With Labor yet to decide whether to field a candidate in next month’s byelection, Werner is the frontrunner to win the seat and become the first female MP from an Asian background to represent the Liberal Party in state parliament.
But Werner, who was unable to speak English when she started kindergarten in the mid-1990s, told The Sunday Age she rejects identity politics and doesn’t believe in gender quotas to improve female representation or engineering diversity. She said her two preselection wins were proof the Liberal Party was capable of change on its own.
“I have stood for two preselections, both times in a competitive field, and in both instances they chose a woman and the runner-up was a woman,” she said.
“But it has to be on merit and the best person for the job and the party can make that choice.”
That first preselection win was for the seat of Box Hill which she contested for the Liberal Party at last year’s state election. The Coalition had identified Box Hill as a “must win” seat for the Liberals alongside other electorates in Melbourne’s east including Ringwood and Ashwood which it had lost to the government.
But on election night, the Liberal Party’s primary vote dropped 8.9 per cent in the seat, a result which left Werner “astonished”. After the loss, she penned a piece for News Corp attributing the party’s poor showing in Melbourne’s east to a “lack of long-term engagement and work within multicultural communities” and claimed she had been “hung out to dry”.
She has since tempered this criticism somewhat, but maintains Labor has been “more proactive and getting into migrant community groups”.
“Politics is meant to represent the makeup of what Victoria or Australia looks like, and we have work to do to get it there,” she told The Sunday Age.
“We need more women representing the Liberal Party and coming from an ethnically diverse background and being young, gives me a different perspective.
“Having new members with different backgrounds, that contributes to having a broader perspective, being more representative and being engaged in the community in different ways. It all makes for better policy.”
Werner still draws inspiration from her family’s migrant background. As a child, her Popo, Chinese for grandma, had hidden in the jungles of Malaysia during the Japanese invasion.
Her parents, Belinda and Peter, migrated to Melbourne in 1987, settling in Box Hill before saving up to buy a house in the nearby suburb of Blackburn North. Her father worked three jobs and the couple took out bank loans to send Werner and her brother to elite private schools in Melbourne’s east.
“I think my success in becoming a candidate was a symbol for them of their hard work,” Werner said.
Going into next month’s election, the Liberal Party holds Warrandyte with a 4.2 per cent margin. But factional fighting and the decline in the party’s support in the seat mean Werner’s win is far from guaranteed.

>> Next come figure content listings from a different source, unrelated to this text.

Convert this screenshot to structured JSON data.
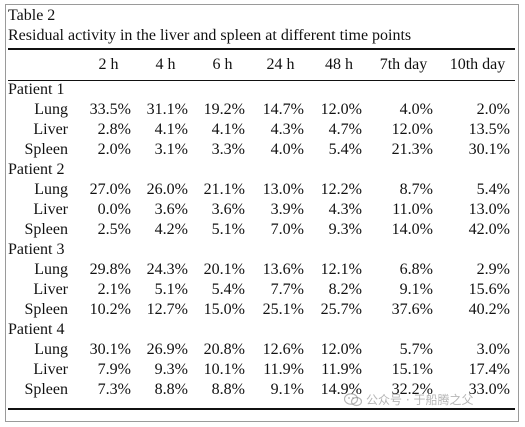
{
  "caption": {
    "number": "Table 2",
    "title": "Residual activity in the liver and spleen at different time points"
  },
  "columns": [
    "2 h",
    "4 h",
    "6 h",
    "24 h",
    "48 h",
    "7th day",
    "10th day"
  ],
  "patients": [
    {
      "label": "Patient 1",
      "rows": [
        {
          "organ": "Lung",
          "values": [
            "33.5%",
            "31.1%",
            "19.2%",
            "14.7%",
            "12.0%",
            "4.0%",
            "2.0%"
          ]
        },
        {
          "organ": "Liver",
          "values": [
            "2.8%",
            "4.1%",
            "4.1%",
            "4.3%",
            "4.7%",
            "12.0%",
            "13.5%"
          ]
        },
        {
          "organ": "Spleen",
          "values": [
            "2.0%",
            "3.1%",
            "3.3%",
            "4.0%",
            "5.4%",
            "21.3%",
            "30.1%"
          ]
        }
      ]
    },
    {
      "label": "Patient 2",
      "rows": [
        {
          "organ": "Lung",
          "values": [
            "27.0%",
            "26.0%",
            "21.1%",
            "13.0%",
            "12.2%",
            "8.7%",
            "5.4%"
          ]
        },
        {
          "organ": "Liver",
          "values": [
            "0.0%",
            "3.6%",
            "3.6%",
            "3.9%",
            "4.3%",
            "11.0%",
            "13.0%"
          ]
        },
        {
          "organ": "Spleen",
          "values": [
            "2.5%",
            "4.2%",
            "5.1%",
            "7.0%",
            "9.3%",
            "14.0%",
            "42.0%"
          ]
        }
      ]
    },
    {
      "label": "Patient 3",
      "rows": [
        {
          "organ": "Lung",
          "values": [
            "29.8%",
            "24.3%",
            "20.1%",
            "13.6%",
            "12.1%",
            "6.8%",
            "2.9%"
          ]
        },
        {
          "organ": "Liver",
          "values": [
            "2.1%",
            "5.1%",
            "5.4%",
            "7.7%",
            "8.2%",
            "9.1%",
            "15.6%"
          ]
        },
        {
          "organ": "Spleen",
          "values": [
            "10.2%",
            "12.7%",
            "15.0%",
            "25.1%",
            "25.7%",
            "37.6%",
            "40.2%"
          ]
        }
      ]
    },
    {
      "label": "Patient 4",
      "rows": [
        {
          "organ": "Lung",
          "values": [
            "30.1%",
            "26.9%",
            "20.8%",
            "12.6%",
            "12.0%",
            "5.7%",
            "3.0%"
          ]
        },
        {
          "organ": "Liver",
          "values": [
            "7.9%",
            "9.3%",
            "10.1%",
            "11.9%",
            "11.9%",
            "15.1%",
            "17.4%"
          ]
        },
        {
          "organ": "Spleen",
          "values": [
            "7.3%",
            "8.8%",
            "8.8%",
            "9.1%",
            "14.9%",
            "32.2%",
            "33.0%"
          ]
        }
      ]
    }
  ],
  "watermark": {
    "text": "公众号 · 于船腾之父",
    "icon": "wechat-icon"
  }
}
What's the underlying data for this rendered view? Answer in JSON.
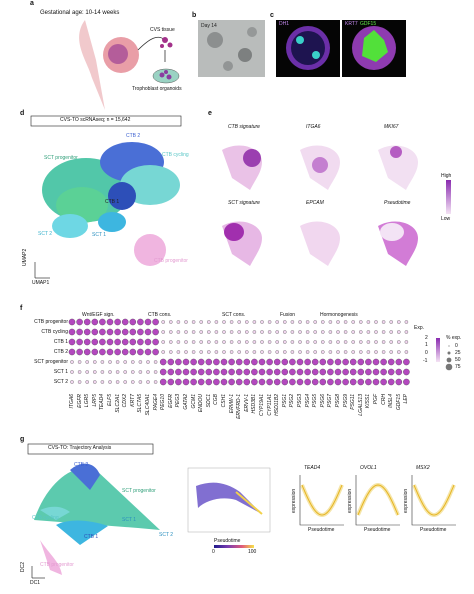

Most of Warrandyte sits within the federal seat of Menzies, where Labor received a 6 per cent swing at the 2022 federal election, in part driven by a backlash from Chinese-Australian voters.
Liberal MPs are already framing a loss in the seat as the end of John Pesutto’s leadership following months of division triggered by his decision to try and expel upper house MP Moira Deeming for her involvement with the Let Women Speak rally that was gatecrashed by neo-Nazis.
On that saga, she concedes both sides – Pesutto and Deeming – could have handled the issue better, but said she remains supportive of Pesutto as leader.
Werner says she isn’t aligned to either faction, but time spent as a youth pastor with Christian Pentecostal megachurch Planetshakers has seen her linked to the party’s religious right whose members overwhelmingly backed Deeming to remain in the party.
Labor has until August 9 to decide whether to contest the seat. In Labor’s absence, Greens candidate Tomas Lightbody, the deputy mayor of Manningham Council, is predicted to be Werner’s strongest competition in the August 26 byelection.